Stato dell’arte e traiettoria di sviluppo per l’impact investing per i capitali privati italiani

L’intervista ad Andrea Cingoli, esperto di finanza sociale, approfondisce il potenziale dell’impact investing in Italia e le leve d’ingaggio per gli HNWI, delineando il ruolo che possono giocare le private bank e gli altri operatori professionali per lo sviluppo del settore.

Stato dell’arte e traiettoria di sviluppo per l’impact investing per i capitali privati italiani

Può riassumerci lo stato dell’arte e il potenziale per l’Italia degli strumenti di impact investing?

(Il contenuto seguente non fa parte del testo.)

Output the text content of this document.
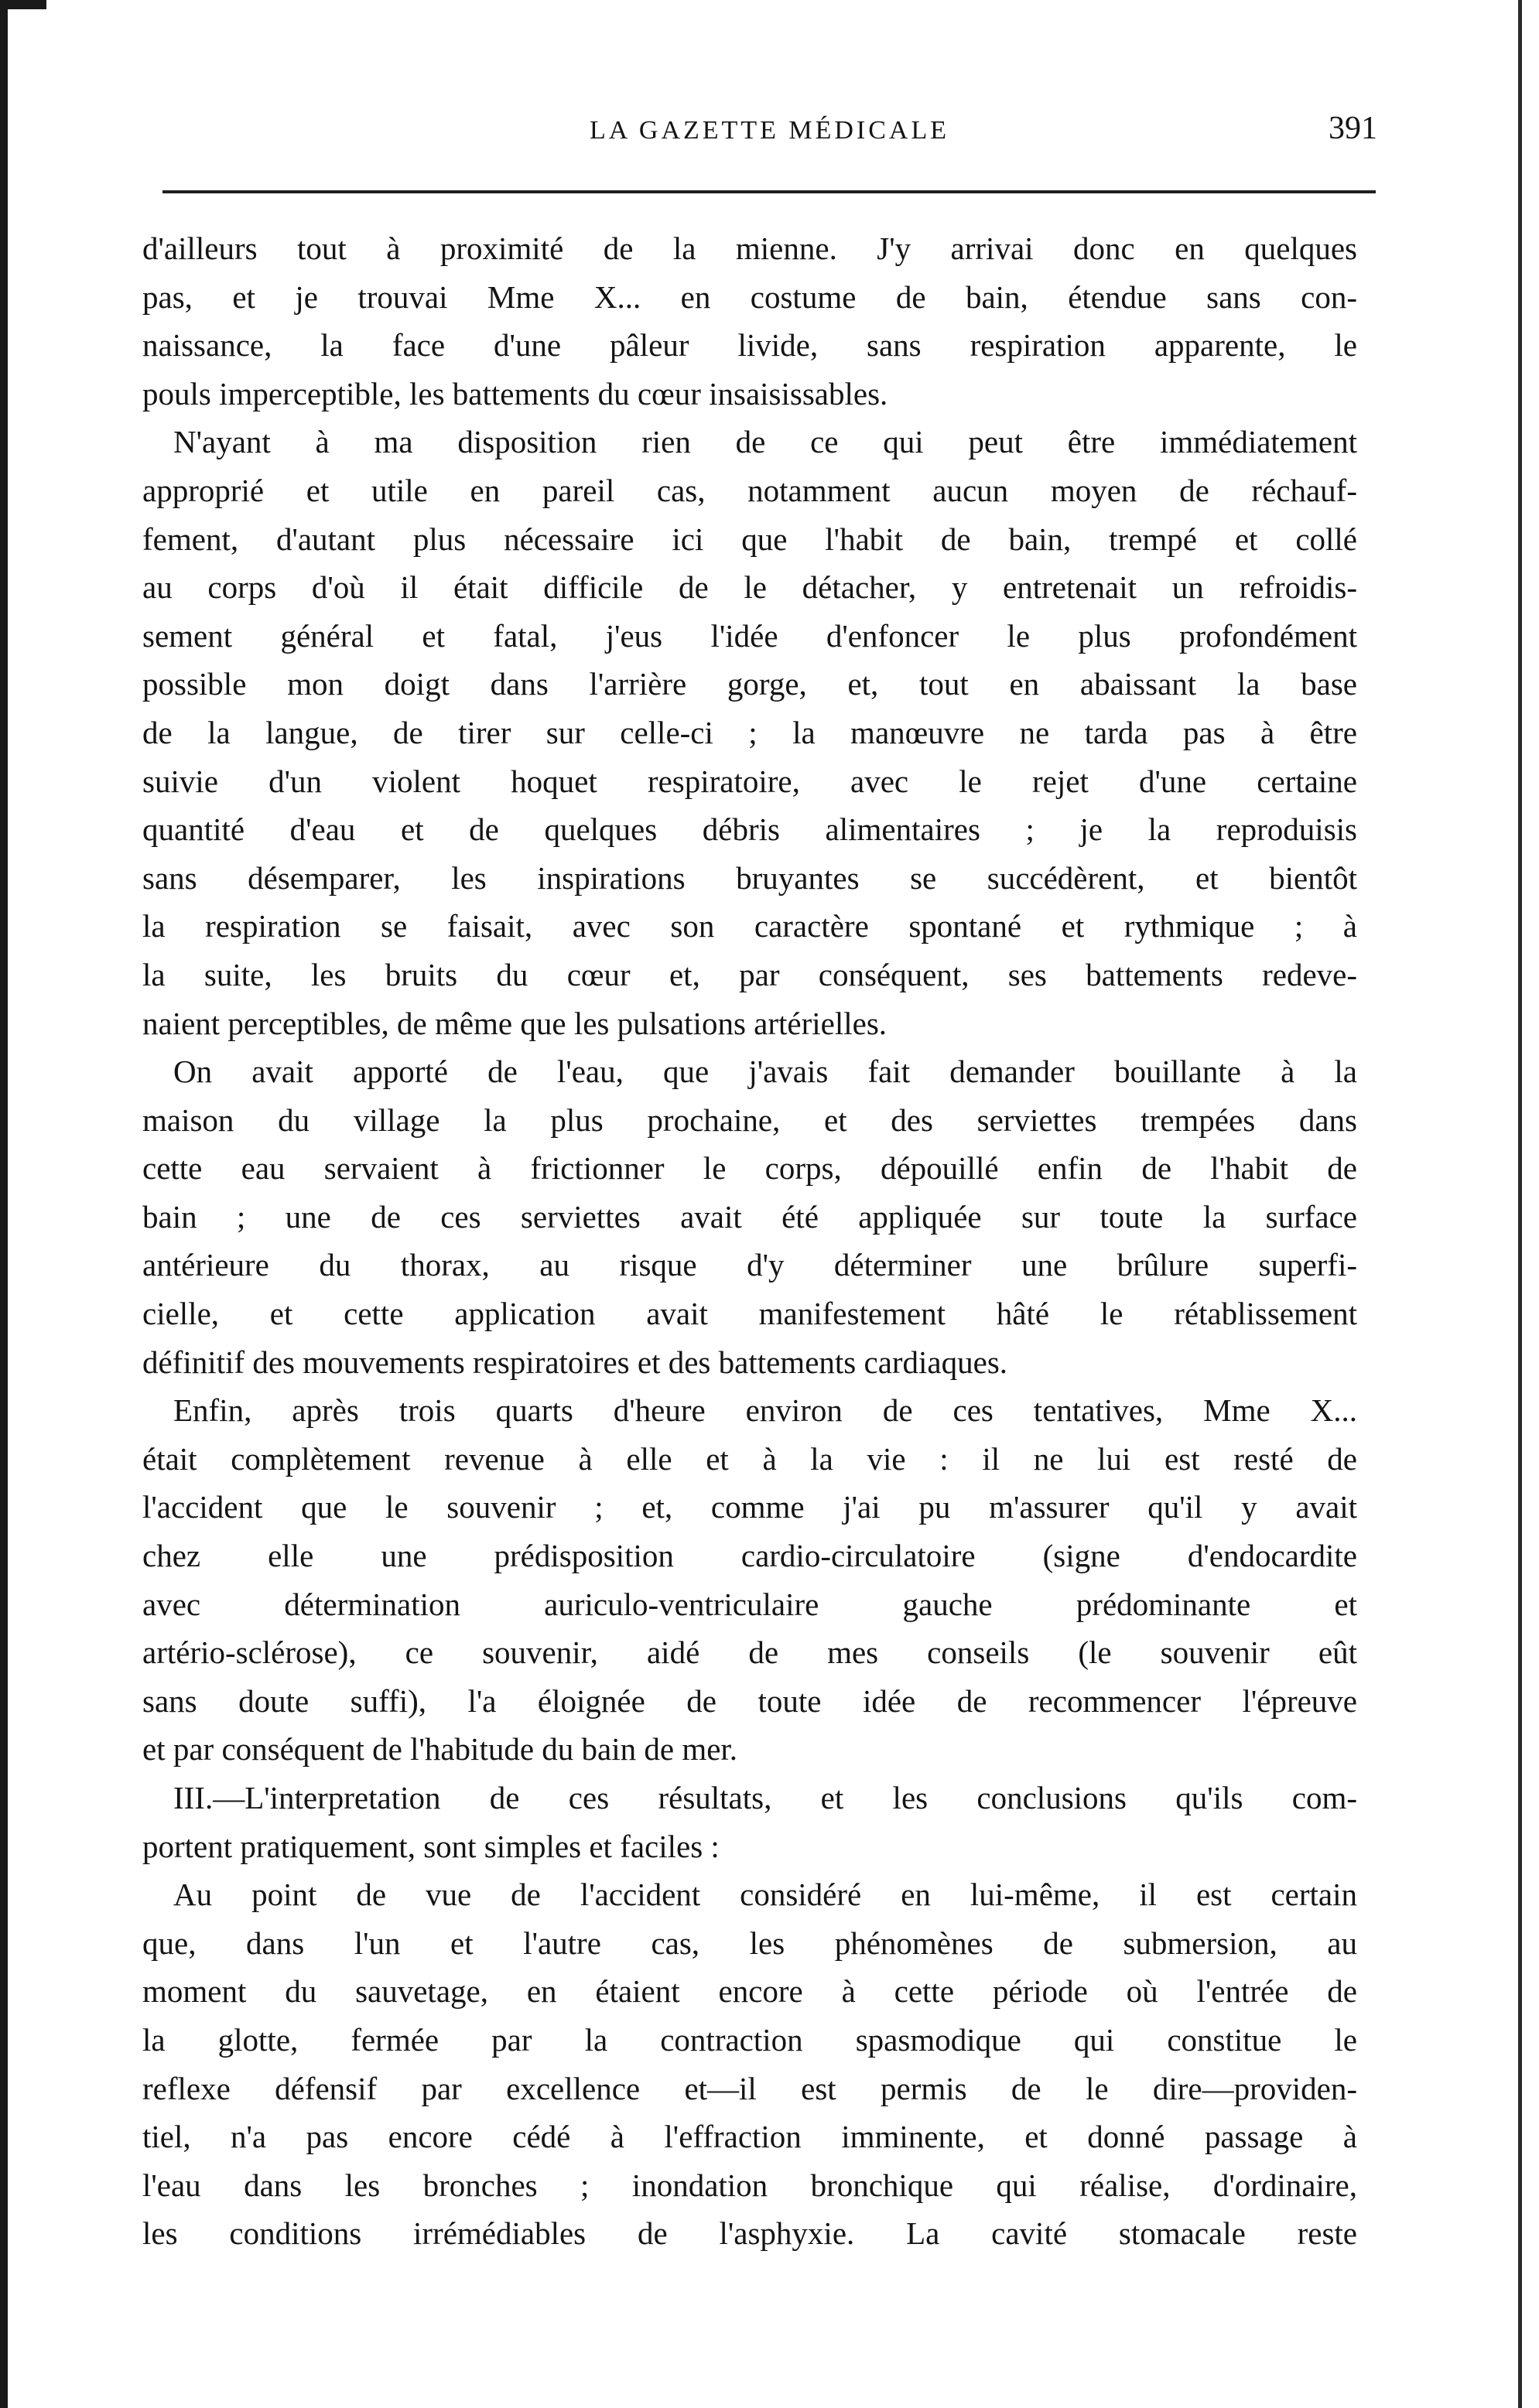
LA GAZETTE MÉDICALE	391
d'ailleurs tout à proximité de la mienne. J'y arrivai donc en quelques
pas, et je trouvai Mme X... en costume de bain, étendue sans con-
naissance, la face d'une pâleur livide, sans respiration apparente, le
pouls imperceptible, les battements du cœur insaisissables.
N'ayant à ma disposition rien de ce qui peut être immédiatement
approprié et utile en pareil cas, notamment aucun moyen de réchauf-
fement, d'autant plus nécessaire ici que l'habit de bain, trempé et collé
au corps d'où il était difficile de le détacher, y entretenait un refroidis-
sement général et fatal, j'eus l'idée d'enfoncer le plus profondément
possible mon doigt dans l'arrière gorge, et, tout en abaissant la base
de la langue, de tirer sur celle-ci ; la manœuvre ne tarda pas à être
suivie d'un violent hoquet respiratoire, avec le rejet d'une certaine
quantité d'eau et de quelques débris alimentaires ; je la reproduisis
sans désemparer, les inspirations bruyantes se succédèrent, et bientôt
la respiration se faisait, avec son caractère spontané et rythmique ; à
la suite, les bruits du cœur et, par conséquent, ses battements redeve-
naient perceptibles, de même que les pulsations artérielles.
On avait apporté de l'eau, que j'avais fait demander bouillante à la
maison du village la plus prochaine, et des serviettes trempées dans
cette eau servaient à frictionner le corps, dépouillé enfin de l'habit de
bain ; une de ces serviettes avait été appliquée sur toute la surface
antérieure du thorax, au risque d'y déterminer une brûlure superfi-
cielle, et cette application avait manifestement hâté le rétablissement
définitif des mouvements respiratoires et des battements cardiaques.
Enfin, après trois quarts d'heure environ de ces tentatives, Mme X...
était complètement revenue à elle et à la vie : il ne lui est resté de
l'accident que le souvenir ; et, comme j'ai pu m'assurer qu'il y avait
chez elle une prédisposition cardio-circulatoire (signe d'endocardite
avec détermination auriculo-ventriculaire gauche prédominante et
artério-sclérose), ce souvenir, aidé de mes conseils (le souvenir eût
sans doute suffi), l'a éloignée de toute idée de recommencer l'épreuve
et par conséquent de l'habitude du bain de mer.
III.—L'interpretation de ces résultats, et les conclusions qu'ils com-
portent pratiquement, sont simples et faciles :
Au point de vue de l'accident considéré en lui-même, il est certain
que, dans l'un et l'autre cas, les phénomènes de submersion, au
moment du sauvetage, en étaient encore à cette période où l'entrée de
la glotte, fermée par la contraction spasmodique qui constitue le
reflexe défensif par excellence et—il est permis de le dire—providen-
tiel, n'a pas encore cédé à l'effraction imminente, et donné passage à
l'eau dans les bronches ; inondation bronchique qui réalise, d'ordinaire,
les conditions irrémédiables de l'asphyxie. La cavité stomacale reste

Dobbiamo partire da alcune premesse. In primo luogo, dalla constatazione che i capitali privati in Italia rappresentano una ricchezza: il nostro è uno dei Paesi con il maggior risparmio da parte di privati e una concentrazione di capitali nella fascia high-net-worth (>1 milione di euro) molto superiore alla media. La seconda considerazione è che in passato questa ricchezza veniva finalizzata, quasi integralmente, a strumenti di investimento conservativi come obbligazioni e titoli di stato – ma le attuali dinamiche dei mercati finanziari (caratterizzati da tassi di rendimento bassi, rischiosità implicita in tutti gli strumenti, e di conseguenza la necessità di assumere rischi per garantirsi degli interessi accettabili) stanno facilitando l’aumento di interesse degli investitori ad allocare parte dei loro risparmi in economia reale. Questi fenomeni stanno fornendo sempre più supporto alle attività di venture capital e di impact deal (vale a dire di aggregazioni spontanee di investitori).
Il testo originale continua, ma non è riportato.